Tanaman kopi yang subur di Luhak Tanah Datar, Agam dan Limo Puluah Koto serta
komoditi lainnya yang dijual ke Minangkabau Timur telah membuat masyarakat
berkeadaan dan berkecukupan. Kondisi yang demikian itu kadangkala membuat
masyarakat lupa daratan dengan hidup berfoya-foya dan tak tahu lagi mana yang
halal dan yang haram. Mereka sembahyang (sholat), berpuasa dan lain-lain, tapi mereka juga menyabung
ayam, minuman keras dan berjudi.

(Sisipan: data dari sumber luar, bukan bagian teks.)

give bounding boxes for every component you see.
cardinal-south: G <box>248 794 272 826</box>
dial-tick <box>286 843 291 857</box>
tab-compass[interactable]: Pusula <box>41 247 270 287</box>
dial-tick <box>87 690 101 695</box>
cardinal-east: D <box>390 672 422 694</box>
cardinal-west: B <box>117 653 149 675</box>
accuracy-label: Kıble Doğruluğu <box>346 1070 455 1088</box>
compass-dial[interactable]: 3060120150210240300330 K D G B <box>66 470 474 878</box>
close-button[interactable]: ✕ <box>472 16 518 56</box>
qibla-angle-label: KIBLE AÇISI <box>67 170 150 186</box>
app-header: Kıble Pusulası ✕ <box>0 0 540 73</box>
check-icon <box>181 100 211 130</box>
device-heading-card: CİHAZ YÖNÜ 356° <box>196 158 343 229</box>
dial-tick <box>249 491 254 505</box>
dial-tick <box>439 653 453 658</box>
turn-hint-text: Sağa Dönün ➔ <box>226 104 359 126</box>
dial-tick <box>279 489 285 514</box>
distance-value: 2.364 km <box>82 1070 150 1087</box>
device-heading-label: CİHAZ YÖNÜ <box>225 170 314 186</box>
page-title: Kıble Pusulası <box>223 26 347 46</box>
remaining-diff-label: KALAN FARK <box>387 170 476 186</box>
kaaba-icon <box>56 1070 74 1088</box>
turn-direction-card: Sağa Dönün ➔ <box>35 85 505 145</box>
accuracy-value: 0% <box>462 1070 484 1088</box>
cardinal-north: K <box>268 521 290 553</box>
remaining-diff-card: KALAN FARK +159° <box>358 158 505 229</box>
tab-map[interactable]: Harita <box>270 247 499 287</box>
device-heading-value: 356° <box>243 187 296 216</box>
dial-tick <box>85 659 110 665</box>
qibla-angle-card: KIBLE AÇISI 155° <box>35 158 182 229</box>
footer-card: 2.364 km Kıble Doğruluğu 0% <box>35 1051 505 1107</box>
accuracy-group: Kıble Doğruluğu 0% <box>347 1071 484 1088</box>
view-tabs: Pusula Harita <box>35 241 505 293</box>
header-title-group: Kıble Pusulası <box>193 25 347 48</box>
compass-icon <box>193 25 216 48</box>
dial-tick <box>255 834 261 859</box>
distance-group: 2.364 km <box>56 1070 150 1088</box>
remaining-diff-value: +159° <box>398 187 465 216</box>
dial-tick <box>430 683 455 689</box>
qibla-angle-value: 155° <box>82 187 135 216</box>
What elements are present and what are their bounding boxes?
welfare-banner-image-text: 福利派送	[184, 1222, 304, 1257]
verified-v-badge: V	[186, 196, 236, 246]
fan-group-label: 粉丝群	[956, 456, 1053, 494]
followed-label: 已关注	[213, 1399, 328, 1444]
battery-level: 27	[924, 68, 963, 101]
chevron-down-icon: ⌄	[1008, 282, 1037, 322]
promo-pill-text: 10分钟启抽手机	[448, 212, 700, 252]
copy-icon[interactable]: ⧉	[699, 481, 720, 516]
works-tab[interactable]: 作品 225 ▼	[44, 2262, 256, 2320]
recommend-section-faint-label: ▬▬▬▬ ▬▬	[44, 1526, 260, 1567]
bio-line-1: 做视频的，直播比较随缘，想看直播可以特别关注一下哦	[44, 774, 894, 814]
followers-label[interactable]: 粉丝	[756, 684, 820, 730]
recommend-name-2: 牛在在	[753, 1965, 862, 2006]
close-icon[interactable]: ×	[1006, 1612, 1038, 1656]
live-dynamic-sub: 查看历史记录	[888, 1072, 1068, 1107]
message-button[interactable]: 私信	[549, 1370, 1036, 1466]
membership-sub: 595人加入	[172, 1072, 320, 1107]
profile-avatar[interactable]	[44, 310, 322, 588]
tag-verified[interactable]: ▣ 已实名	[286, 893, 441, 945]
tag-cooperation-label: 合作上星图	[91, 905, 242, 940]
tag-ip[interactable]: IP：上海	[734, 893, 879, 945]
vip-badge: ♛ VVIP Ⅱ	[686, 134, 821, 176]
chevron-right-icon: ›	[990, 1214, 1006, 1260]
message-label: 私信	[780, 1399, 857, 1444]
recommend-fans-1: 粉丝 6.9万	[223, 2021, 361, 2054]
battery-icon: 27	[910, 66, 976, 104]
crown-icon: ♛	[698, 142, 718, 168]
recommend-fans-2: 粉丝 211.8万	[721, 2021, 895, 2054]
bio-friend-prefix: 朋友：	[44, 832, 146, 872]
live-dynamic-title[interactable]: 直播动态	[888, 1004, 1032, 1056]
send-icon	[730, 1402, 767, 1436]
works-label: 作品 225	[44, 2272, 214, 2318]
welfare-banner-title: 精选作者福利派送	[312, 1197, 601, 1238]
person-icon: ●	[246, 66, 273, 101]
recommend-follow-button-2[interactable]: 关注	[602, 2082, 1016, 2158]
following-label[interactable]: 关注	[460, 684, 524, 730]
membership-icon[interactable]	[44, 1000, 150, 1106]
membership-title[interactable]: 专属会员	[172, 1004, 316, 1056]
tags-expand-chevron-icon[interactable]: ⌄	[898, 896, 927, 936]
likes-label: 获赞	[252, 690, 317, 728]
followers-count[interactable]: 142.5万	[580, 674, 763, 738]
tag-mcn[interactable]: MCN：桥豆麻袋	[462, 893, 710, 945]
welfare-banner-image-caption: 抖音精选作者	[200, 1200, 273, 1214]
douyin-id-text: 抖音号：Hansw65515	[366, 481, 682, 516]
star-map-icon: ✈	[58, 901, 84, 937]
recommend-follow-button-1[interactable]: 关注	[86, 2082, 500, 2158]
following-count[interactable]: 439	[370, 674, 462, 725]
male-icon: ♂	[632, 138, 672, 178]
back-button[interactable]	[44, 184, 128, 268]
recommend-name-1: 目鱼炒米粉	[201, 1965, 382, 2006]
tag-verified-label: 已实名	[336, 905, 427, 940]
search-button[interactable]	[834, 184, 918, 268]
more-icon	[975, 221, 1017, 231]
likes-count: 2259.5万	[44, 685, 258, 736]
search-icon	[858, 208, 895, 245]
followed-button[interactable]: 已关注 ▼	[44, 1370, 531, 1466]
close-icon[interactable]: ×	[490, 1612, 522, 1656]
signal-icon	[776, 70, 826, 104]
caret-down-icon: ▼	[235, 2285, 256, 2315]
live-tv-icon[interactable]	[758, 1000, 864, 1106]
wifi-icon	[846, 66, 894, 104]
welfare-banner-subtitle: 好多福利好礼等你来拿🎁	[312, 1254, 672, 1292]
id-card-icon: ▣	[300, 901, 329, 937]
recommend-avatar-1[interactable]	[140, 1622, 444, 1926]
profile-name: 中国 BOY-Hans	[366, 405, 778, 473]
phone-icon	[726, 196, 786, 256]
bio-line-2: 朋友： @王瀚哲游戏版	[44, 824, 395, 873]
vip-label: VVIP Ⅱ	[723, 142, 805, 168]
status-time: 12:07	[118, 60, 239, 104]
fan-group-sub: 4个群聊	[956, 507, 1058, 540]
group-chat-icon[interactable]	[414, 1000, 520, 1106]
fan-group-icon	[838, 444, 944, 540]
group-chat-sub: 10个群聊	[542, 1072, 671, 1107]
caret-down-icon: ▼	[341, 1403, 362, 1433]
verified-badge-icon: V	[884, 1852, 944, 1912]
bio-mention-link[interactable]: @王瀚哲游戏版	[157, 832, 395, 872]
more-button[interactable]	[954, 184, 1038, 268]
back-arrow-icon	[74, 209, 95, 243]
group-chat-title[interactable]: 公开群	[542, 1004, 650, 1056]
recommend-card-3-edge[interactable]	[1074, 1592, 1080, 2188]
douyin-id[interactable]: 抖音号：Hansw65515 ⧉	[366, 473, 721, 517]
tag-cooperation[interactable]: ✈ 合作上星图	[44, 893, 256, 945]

Tiga orang Haji yang pulang dari Mekah
sebagaimana diceritakan di atas ingin syariat agama Islam ditegakkan seperti
yang diteladankan oleh Nabi Muhammad s.a.w.
Pada
tahun 80-an terbit sebuah buku yang berjudul “Islamic Revivalism in a Changing
Peasant Economy” sebuah studi tentang masa riuh di Minangkabau, 1784-1847
(Goenawan Muhammad, 1984). Buku tersebut hasil penelitian sejarah oleh
Christine Dobbin.
Kekerasan
pun tak dapat dielakkan. Tuanku nan Renceh, salah seorang dari Harimau nan
Salapan, dengan mata merah dan pedang berkilat dari atas bukit Kamang
mengumumkan perang atas kemaksiatan itu atau penyimpangan dari ajaran agama
Islam yang murni. Inilah cikal bakal Perang Padri yang dipimpin oleh Tuanku
Imam Bonjol (1821-1837).
Menurut
Christine Dobbin, Haji Miskin meninggalkan kampungnya Pandai Sikek kemudian
tinggal di Kamang. Pada tahun 1811 ia pergi ke Payakumbuh membangun desa
(nagari) Air Tabit (Aie Tabik) yang
mempunyai hamparan persawahan yang luas di kaki gunung Sago. Sebelumnya sudah
berada di Aie Tabik, Haji Jalaluddin bergelar Pakih Sagir dibantu oleh Tuanku
nan Pahit bergelar Malin Putih, orang Bendang Aie Tabik.
Sebuah
catatan tua di Aie Tabik (ditulis dengan tulisan Arab Melayu, disimpan oleh
Datuk Makhudum (suku Bendang) cucu piut dari Tuanku nan Pahit bahwa pada tahun
1246 Hijriyah (1827 Masehi ?) ketiga orang tokoh puritan tersebut (Haji Miskin,
Pakih Sagir dan Tuanku nan Pahit) berangkat ke Lintau (Puncak Pato) menghadiri
Rapek Alam atau pertemuan besar Ninik Mamak, Alim Ulama dan Cerdik Pandai atau
Tungku Tigo Sajarangan. Hasil dari Rapek Alam tersebut adalah sebuah Sumpah Satie bahwa Adat
Basandi Syarak, Syarak Basandi Kitabullah menggantikan filosofi yang lama : Adat Basandi Syarak, syarak Basandi Adat.
Tempat
marapekkan alam itu sekarang dikenal dengan bukit
Marapalam yang berasal dari Marapekkan alam. Konon pula nama Puncak Pato itu
berasal dari Puncak Kato . Itulah
puncak kata, tak ada lagi kata setelah itu.
Menurut
catatan tua itu juga sepulangnya Haji Miskin, Pakih Sagir dan Tuanku nan Pahit
dari “Marapekkan Alam” (Marapalam) di Puncak Pato (Puncak kato di Lintau)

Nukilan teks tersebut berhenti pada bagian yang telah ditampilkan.